I remember! Baldur's Gate was a first "legit" game I bought for my pocket money that wasn't just "a game attached to a magazine".

And the localization was epic. It would be basically equivalent to all movie/TV star localization on the west. I still like the translated narrator better than the original.


Had one as a kid too. It was my intro to video games so I've got fond memories of it. It's funny I had a lot of fun with the games but didn't realize until years later that a lot of the games we had were just clones of more popular games.

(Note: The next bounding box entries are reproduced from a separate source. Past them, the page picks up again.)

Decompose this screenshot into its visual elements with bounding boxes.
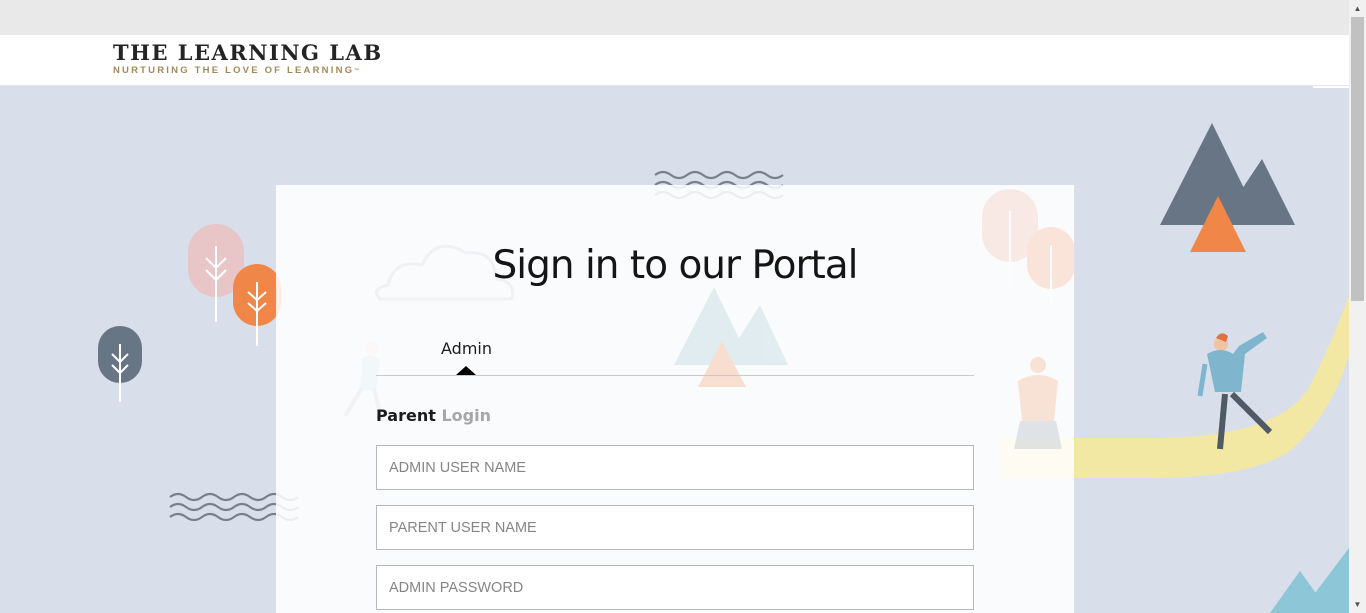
scroll-up-arrow-icon[interactable]: ▲: [1349, 0, 1366, 17]
logo-trademark: ™: [354, 68, 360, 74]
scrollbar-thumb[interactable]: [1351, 17, 1364, 301]
parent-username-input[interactable]: [376, 505, 974, 550]
admin-username-input[interactable]: [376, 445, 974, 490]
tree-orange-icon: [233, 264, 281, 346]
winding-path-icon: [1074, 296, 1349, 478]
login-heading-login: Login: [441, 406, 491, 425]
small-mountains-icon: [1270, 548, 1349, 613]
logo-tagline-text: NURTURING THE LOVE OF LEARNING: [113, 65, 355, 76]
login-heading: Parent Login: [376, 406, 491, 425]
admin-password-input[interactable]: [376, 565, 974, 610]
tab-divider: [376, 375, 974, 376]
tab-active-caret-icon: [456, 366, 476, 375]
mountains-icon: [1160, 123, 1295, 252]
page-title: Sign in to our Portal: [492, 243, 858, 288]
logo-tagline: NURTURING THE LOVE OF LEARNING™: [113, 65, 383, 77]
scroll-down-arrow-icon[interactable]: ▼: [1349, 596, 1366, 613]
browser-toolbar-strip: [0, 0, 1349, 35]
logo-title: THE LEARNING LAB: [113, 40, 383, 65]
faint-mountains-icon: [674, 287, 788, 387]
page-scrollbar[interactable]: ▲ ▼: [1349, 0, 1366, 613]
login-card: Sign in to our Portal Admin Parent Login: [276, 185, 1074, 613]
tab-admin[interactable]: Admin: [441, 339, 492, 358]
faint-person-icon: [1014, 357, 1062, 449]
site-logo[interactable]: THE LEARNING LAB NURTURING THE LOVE OF L…: [113, 42, 383, 77]
tree-slate-icon: [98, 326, 142, 402]
login-heading-parent: Parent: [376, 406, 436, 425]
site-header: THE LEARNING LAB NURTURING THE LOVE OF L…: [0, 35, 1349, 86]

For another data point, as kids in Greece we made fun of our friend who first switched to a PC, (we had Atari STs). Even after he got a Sound Blaster and a VGA card we still had better games like Kick Off and Dungeon Master. But one day he invited us to his house and showed as Wolfenstein. I distinctly remember the feeling. It was over!

I can still remember my first exposure to video games.

It was during my dad's (second) wedding. My grandfather told me he had something to show me. He brought me into the bar at the reception hall, and sat me down in front of a Space Invaders machine with a stack of quarters. The rest is history.

Just thinking about this now, I'm re-experiencing the darkened environment of video arcade, with weird electronic noises from every direction. I had a few quarters in my pocket, and I was trying to decide which machine to spend them on. The movies War Games and Tron may be iconic, but their portrayals of video arcades really didn't match my own experiences.


Paid $75 (in 1987 money!) for The Legend of Zelda for the NES at a Toys "R" Us in Colma, CA. Sold all my Series 1 Voltron (with the toxic paint) at a garage sale to finance it. Still the most I've ever spent for a game, and it was worth every penny.

When I think about how expensive games appear to be nowadays, I think back to 8-year-old me and the sacrifices I made.


LOL. I had the exact same experience w the RPG book in my public library when I was a kid

I’ve run into a few people in my life who weren’t allowed to play any video games as kids. When they finally played one for the first time, they wouldn’t let go. It was wild. One guy basically lived in my dorm room for 2 weeks playing Metroid Prime on the GameCube, his first game ever. I thought I was just letting him play my game for 5 minutes, but no, he beat the whole thing and I never ended up playing again, because I didn’t want to start over once he had finished.

Remember when you could 'rent' games? I remember renting games all the time and then copying the discs so I could play them after I returned them when I couldn't afford a certain game.

My dad got my family our first PC for Christmas in 1990. Back then I didn’t know anything about PC gaming, and when my dad took me and my brother out to pick out games, our decisions were driven mostly by the box art.

The first game I ever bought was Sim City, which I thought had some really intriguing box art. And my brother bought King’s Quest V. Such a great introduction to PC gaming for a couple young kids.

And I remember when Lemmings came out, it had really distinctive box art. I had no idea what it was about, but I remember it caught my eye and I wanted it from the first time I saw the box. It turned out to be completely different than I was expecting, but also incredibly fun and satisfying.

Never judge a book by its cover, but choosing PC games by their box art worked surprisingly well!